Speeding Up Scans with Differential Scan

The problem

Full scans on a large drive take hours — sometimes days. The same machine, visited again a week later, gets re-scanned from scratch even though most files have not changed since last time. That cost adds up quickly when the same laptops keep coming back through the facility.

The fix: turn on Differential Scan

Once Differential Scan is enabled, every scan writes its file hashes into a database on the device. Any later scan that uses the same settings — whether you launched it from a Workflow, a Full Scan, or a Custom Scan — hashes each file and only sends the new, changed, or expired ones to the engines.

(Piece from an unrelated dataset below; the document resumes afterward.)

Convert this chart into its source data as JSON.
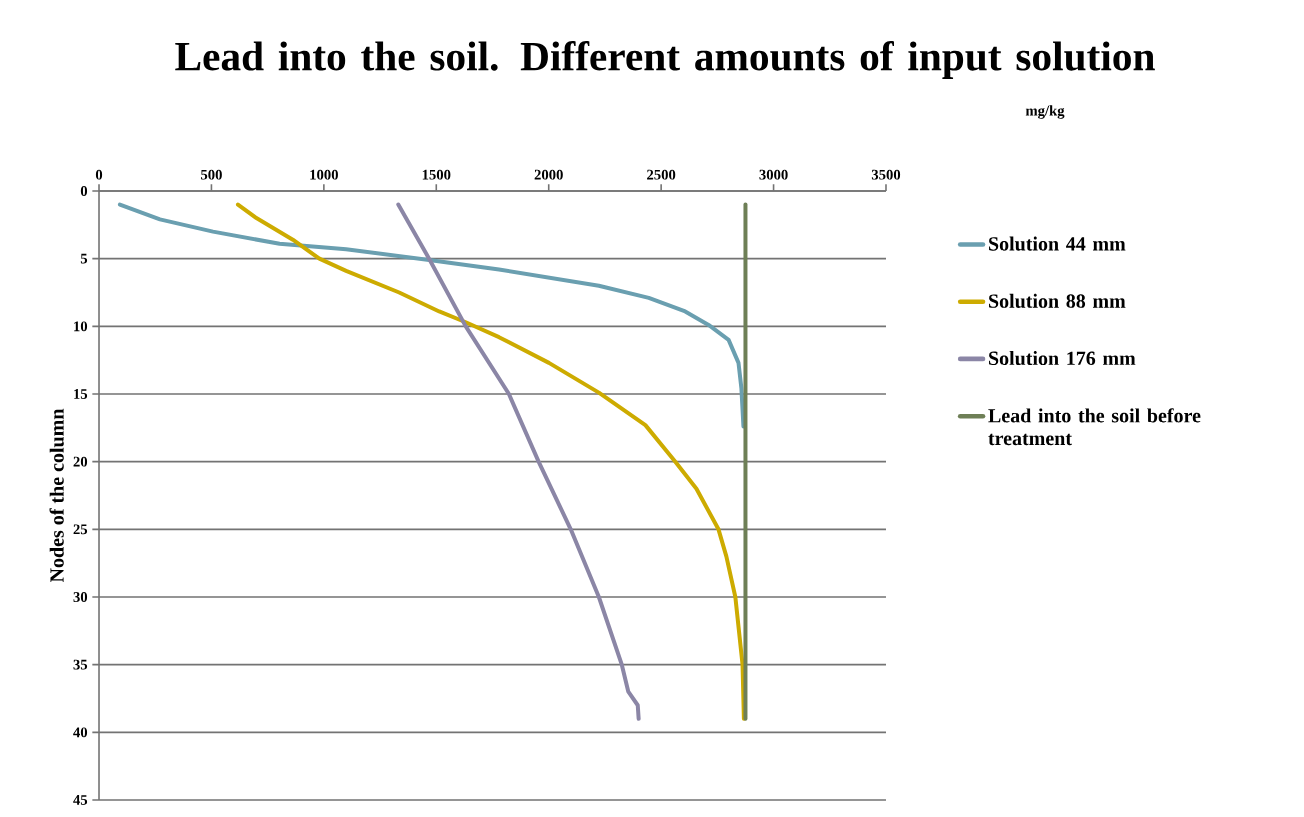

Drive does not require a specific baseline or even a Workflow to do this. The lookup runs against the cumulative hash database of every previous scan with matching settings. Workflows are simply a convenient way to make sure the same settings are used on the next visit; in fact, when you run a Full Scan that matches a previous one, Drive will reuse that workflow automatically.

Same machine (Dell Latitude 5420, Kali, 1,908,762 files / 887.20 GB), same Full Threat Scanning settings:

ScanDurationNotes
First visit
53:23:54Every file analyzed and hashed
Repeat visit
02:14:17Only new / changed files scanned

Roughly a 24× speed-up with no loss of coverage.

How to set it up

  1. Enable it. Settings → Preferences → Scan Settings → tick Enable Differential Scan and set Baseline Hash Valid Period (e.g. 30 days). Click Close.
  2. Run a scan as usual. Full Scan, Custom Scan — anything. This first run takes the full time and seeds the hash database.
  3. Run again later. Any subsequent scan with matching settings becomes a differential scan automatically. Drive shows the date of the cached entry in the scan progress so you can tell when each file was last actually inspected.

Optional: manage runs as a Workflow

The Workflows screen lets you save a scan configuration by name and pin a report to it as a comparison reference. Useful when several operators share the device or when you want a labelled history of each repeat visit.

  1. From a finished report, click Save as workflow (or use the workflow Drive auto-created from your Full Scan).
  2. On the Workflows screen, expand the workflow and click Set as baseline on the report you want as the reference. It will be labelled Marked as baseline.
  3. Next visit: click Run on the workflow.

The marked baseline is only a comparison reference for the UI and OCM — it is not what makes the diff scan work. Changing or removing it does not invalidate any cached hashes.

How the skip decision works

Drive skips engine scanning for a file only when all three are true:

  1. Same scan settings as the cached entry (engines, archive options, scan paths, etc.).
  2. Hash is in the database. The DB is cumulative across every previous Differential-Scan run with matching settings — not tied to a single baseline or workflow.
  3. Entry is within the Valid Period you configured.

Any other case → the file is scanned normally and its fresh result is written back.

Things worth knowing

  • A Workflow is convenience, not a requirement. Plain Full Scan / Custom Scan with the same settings as a prior run benefits from the cache too.
  • Hashes are physically retained for up to 30 days while the feature is on, regardless of the Valid Period — the period only controls the cutoff used at lookup.
  • Un-ticking Enable Differential Scan wipes the hash database. Drive warns first.
  • Capacity: 1 TB (Digital Display, Drive 2 and Smart Touch) holds up to 30 days of hashes; the 64 GB build keeps roughly the last 3 scans or 3 days.
  • Deleting old reports (manually or via OCM auto-delete) does not delete the hashes behind them.
  • Both the seed scan and every differential scan sync to OCM, with diff-scan evidence preserved per report.